Layoffs and the WARN Act & Employers' Legal Obligations
In addition to unemployment insurance benefits, the law provides protection to certain types of employees in case of unemployment. Under the Worker Adjustment and Retraining Notification Act (WARN Act), most employers that have 100 or more employees must give 60-day advance written notice of covered plant closings and covered mass layoffs.
In general, your employer must time the notice so that it reaches you 60 days before the closing or layoff date. The exceptions are when your employer is a “faltering company,” in the case of unforeseeable business circumstances, and in the event of a natural disaster. The requirement of 100 or more employees does not count employees who have worked for fewer than six of the last 12 months, and it does not count employees who work fewer than 20 hours per week.
Private employers as well as public and quasi-public employers in a commercial context are covered employers. Ordinary federal, state, and local government entities offering public services are not covered.
The WARN Act requires employers with 100 or more employees give 60 days notice when a covered plant is closing or covered layoffs are to occur. Read more about the Act in the United States Code: 29 U.S.C. §§ 2101–2109
The WARN Act is intended to give workers and families time to adjust to losing the income from employment, get another job, and enter any needed skills training or retraining programs. Managers, supervisors, hourly wage workers, and salaried workers are covered by the WARN Act, as are labor unions, locally elected chief officials, and state dislocated worker units.
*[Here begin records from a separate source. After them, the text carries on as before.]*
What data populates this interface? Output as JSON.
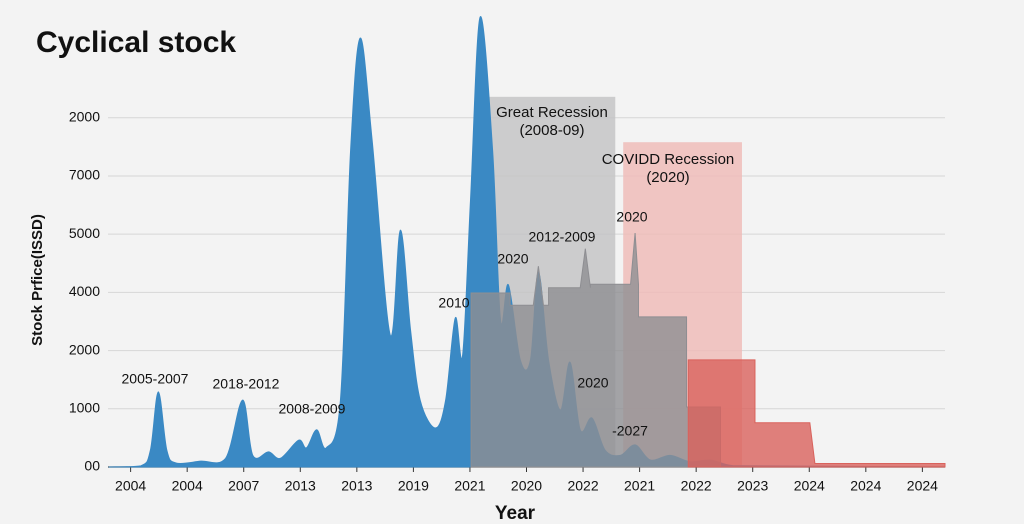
{
  "chart_data": {
    "type": "area",
    "title": "Cyclical stock",
    "x_label": "Year",
    "y_label": "Stock Prfice(ISSD)",
    "xlim": [
      -0.4,
      14.4
    ],
    "xticks": [
      {
        "value": 0,
        "label": "2004"
      },
      {
        "value": 1,
        "label": "2004"
      },
      {
        "value": 2,
        "label": "2007"
      },
      {
        "value": 3,
        "label": "2013"
      },
      {
        "value": 4,
        "label": "2013"
      },
      {
        "value": 5,
        "label": "2019"
      },
      {
        "value": 6,
        "label": "2021"
      },
      {
        "value": 7,
        "label": "2020"
      },
      {
        "value": 8,
        "label": "2022"
      },
      {
        "value": 9,
        "label": "2021"
      },
      {
        "value": 10,
        "label": "2022"
      },
      {
        "value": 11,
        "label": "2023"
      },
      {
        "value": 12,
        "label": "2024"
      },
      {
        "value": 13,
        "label": "2024"
      },
      {
        "value": 14,
        "label": "2024"
      }
    ],
    "ylim": [
      0,
      7800
    ],
    "yticks": [
      {
        "value": 0,
        "label": "00"
      },
      1000,
      2000,
      {
        "value": 3000,
        "label": "4000"
      },
      {
        "value": 4000,
        "label": "5000"
      },
      {
        "value": 5000,
        "label": "7000"
      },
      {
        "value": 6000,
        "label": "2000"
      }
    ],
    "grid": true,
    "regions": [
      {
        "label": [
          "Great Recession",
          "(2008-09)"
        ],
        "start": 6.31,
        "end": 8.57,
        "top": 6360,
        "color": "#c4c4c6"
      },
      {
        "label": [
          "COVIDD Recession",
          "(2020)"
        ],
        "start": 8.71,
        "end": 10.81,
        "top": 5580,
        "color": "#efbcb9"
      }
    ],
    "series": [
      {
        "color": "#3a89c4",
        "smooth": true,
        "x": [
          -0.39,
          0.18,
          0.35,
          0.49,
          0.64,
          0.8,
          1.24,
          1.68,
          1.98,
          2.16,
          2.44,
          2.65,
          2.97,
          3.11,
          3.29,
          3.46,
          3.71,
          3.89,
          4.06,
          4.27,
          4.59,
          4.77,
          4.95,
          5.12,
          5.39,
          5.57,
          5.74,
          5.87,
          6.01,
          6.18,
          6.4,
          6.54,
          6.68,
          6.89,
          7.07,
          7.21,
          7.39,
          7.6,
          7.77,
          7.95,
          8.16,
          8.39,
          8.66,
          8.92,
          9.19,
          9.54,
          9.89,
          10.25,
          10.6,
          11.13,
          14.4
        ],
        "values": [
          0,
          20,
          290,
          1290,
          290,
          70,
          100,
          150,
          1150,
          200,
          260,
          150,
          460,
          330,
          640,
          330,
          1150,
          5450,
          7370,
          5620,
          2270,
          4070,
          2350,
          1150,
          670,
          1150,
          2560,
          1920,
          4590,
          7730,
          5450,
          2530,
          3130,
          1840,
          1840,
          3350,
          1840,
          980,
          1800,
          640,
          840,
          290,
          200,
          380,
          120,
          200,
          90,
          120,
          30,
          20,
          0
        ]
      },
      {
        "color": "#8e8e92",
        "smooth": false,
        "x": [
          6.02,
          6.02,
          6.71,
          6.71,
          7.12,
          7.21,
          7.3,
          7.39,
          7.39,
          7.95,
          8.04,
          8.13,
          8.13,
          8.84,
          8.92,
          8.98,
          8.98,
          9.83,
          9.83,
          10.43,
          10.43
        ],
        "values": [
          0,
          2990,
          2990,
          2780,
          2780,
          3450,
          2780,
          2780,
          3080,
          3080,
          3750,
          3080,
          3140,
          3140,
          4020,
          3140,
          2580,
          2580,
          1030,
          1030,
          0
        ]
      },
      {
        "color": "#d9625c",
        "smooth": false,
        "x": [
          9.86,
          9.86,
          11.04,
          11.04,
          12.01,
          12.1,
          14.4,
          14.4
        ],
        "values": [
          0,
          1840,
          1840,
          760,
          760,
          60,
          60,
          0
        ]
      }
    ],
    "annotations": [
      "2005-2007",
      "2018-2012",
      "2008-2009",
      "2010",
      "2020",
      "2012-2009",
      "2020",
      "2020",
      "-2027"
    ]
  }
}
You should be aware that an employer doesn’t need to give notice if it is permanently replacing someone who meets the definition of “economic striker” as defined under the National Labor Relations Act, which governs unions. The WARN Act doesn’t require notice to strikers or those involved in labor negotiations leading to a lockout when the strike or lockout is equivalent to a plant closing or mass layoff. However, non-striking employees who experience an employment loss because of a strike or workers not part of the bargaining units that are involved in labor negotiations leading to a lockout must still be given notice.
How is WARN Enforced?
Workers, unions, or other representatives of employees, as well as units of local government, can bring individual or class action lawsuits in federal court. This means that if you believe your employer laid you off in violation of the WARN Act, you may be able to bring a lawsuit to enforce the Act. If you are successful in the lawsuit, your employer will have to pay back pay and benefits for the period in violation. This liability may be lessened by any wages or voluntary and unconditional payments made by the employer to you. Your employer may also be subject to a civil penalty.
What Triggers Notice for a Plant Closing or Mass Layoff?
Employment losses that meet a certain threshold trigger the notice requirement. An employment loss is an involuntary termination of employment not for cause or retirement. It can also be a layoff that is more than six months or a reduction in job hours of more than 50% during each month of a six-month period. There are a number of situations that may be stressful to you but do not count as a layoff.
For example, if your employer offers you a transfer to another employment site to which you could reasonably commute, with less than a six-month break in your employment, you may be reluctant to take it. If you refuse to be transferred, you do not have an employment loss covered by the WARN Act. Similarly, if you do take the offer within 30 days after it is offered or within 30 days of the plant closing or mass layoff, you have not experienced an employment loss under the WARN Act.
For purposes of giving WARN Act notice of a plant closing, a covered employer has to give notice when its intended closure of a site of employment or facility will lead to employment loss for 50 or more employees during a 30-day period. The requirement of 50 employees doesn’t count employees who have worked for fewer than six of the 12 prior months or employees working fewer than 20 hours per week. However, these part-time or more recent employees require notice as well.
Mass layoffs also require notice, even when they do not arise from a plant closing. A mass layoff under the WARN Act is defined as an event that leads to a loss of jobs for 500 or more employees, or between 50 and 599 employees when they make up at least 33% of the employer’s active workforce. As with plant closings, this doesn’t count employees working for fewer than six out of the 12 prior months or employees working fewer than 20 hours per week. As with plant closings, part-time or more recent employees also require notice.
What if the number of employment losses does not meet the threshold requirements of a plant closing or mass layoff? Employees must give notice anyway if the number of employment losses for two or more groups of workers, each smaller than the minimum required for notice, reaches the threshold level of either a plan closing or a mass layoff during a 90-day period. Job losses in a 90-day period count towards a WARN threshold unless the employer is able to show that these losses arose from separate and distinct actions and causes.